The HIV virus isn’t intelligent and so does not know which mutations will result in drug resistance, thus HIV mutations are random. HIV can become resistant to some drugs, non-nucleoside reverse transcriptase inhibitors for example, with just a single mutation. For HIV to become resistant to other antiretroviral drugs such as protease inhibitors, a series of mutations must occur. (www.aids.org 01/11/2010) This would suggest that antiretroviral drugs such as PI’s would be effective for longer than NNRTI’s and other drugs to which HIV can develop resistance to with a single mutation.
Developing resistance to one drug can also cause resistance to other antiretroviral drugs, especially those within the same class. This is known as cross resistance. With the prevalence of drug resistant HIV ever increasing, the strains of HIV that are being passed on and newly infecting people are becoming less susceptible to antiretroviral drugs, as they have already become drug resistant.
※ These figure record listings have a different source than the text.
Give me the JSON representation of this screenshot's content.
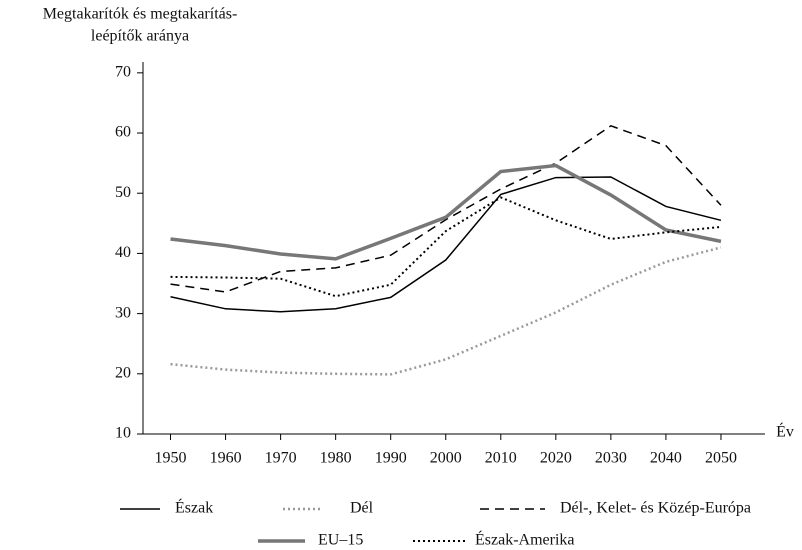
{
  "chart_data": {
    "type": "line",
    "y_label": [
      "Megtakarítók és megtakarítás-",
      "leépítők aránya"
    ],
    "x_label": "Év",
    "x": [
      1950,
      1960,
      1970,
      1980,
      1990,
      2000,
      2010,
      2020,
      2030,
      2040,
      2050
    ],
    "xlim": [
      1945,
      2058
    ],
    "xticks": [
      1950,
      1960,
      1970,
      1980,
      1990,
      2000,
      2010,
      2020,
      2030,
      2040,
      2050
    ],
    "ylim": [
      10,
      71.8
    ],
    "yticks": [
      10,
      20,
      30,
      40,
      50,
      60,
      70
    ],
    "series": [
      {
        "name": "Észak",
        "color": "#000000",
        "dash": "solid",
        "width": 1.5,
        "values": [
          32.8,
          30.8,
          30.3,
          30.8,
          32.7,
          38.9,
          49.8,
          52.6,
          52.7,
          47.8,
          45.5
        ]
      },
      {
        "name": "Dél",
        "color": "#999999",
        "dash": "dotted",
        "width": 2.5,
        "values": [
          21.6,
          20.7,
          20.2,
          20.0,
          19.9,
          22.4,
          26.3,
          30.2,
          34.8,
          38.6,
          41.0
        ]
      },
      {
        "name": "Dél-, Kelet- és Közép-Európa",
        "color": "#000000",
        "dash": "dashed",
        "width": 1.5,
        "values": [
          34.9,
          33.6,
          37.0,
          37.6,
          39.7,
          45.6,
          50.7,
          55.0,
          61.2,
          57.9,
          48.0
        ]
      },
      {
        "name": "EU–15",
        "color": "#777777",
        "dash": "solid",
        "width": 3.5,
        "values": [
          42.4,
          41.3,
          39.9,
          39.1,
          42.5,
          46.0,
          53.6,
          54.6,
          49.7,
          43.9,
          42.0
        ]
      },
      {
        "name": "Észak-Amerika",
        "color": "#000000",
        "dash": "dotted",
        "width": 2,
        "values": [
          36.1,
          36.0,
          35.8,
          32.9,
          34.8,
          43.7,
          49.3,
          45.5,
          42.4,
          43.5,
          44.4
        ]
      }
    ]
  }
}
This could potentially shorten the life span of those who are infected with the resistant strains compared to those who are infected with the non resistant strains of the HIV virus.
In short, the level at which HIV can be managed by antiretroviral drugs could become substantially reduced as a result of widespread antiretroviral drug use and the development of drug resistance HIV strains. This would have a severely detrimental effect on the life span and quality of life of HIV sufferers. This is why combination therapy is so vital, as when taken consistently by the sufferer, it reduces the possibility of mutations of the HIV virus that could potentially result in the HIV virus becoming resistant to one or more antiretroviral drugs.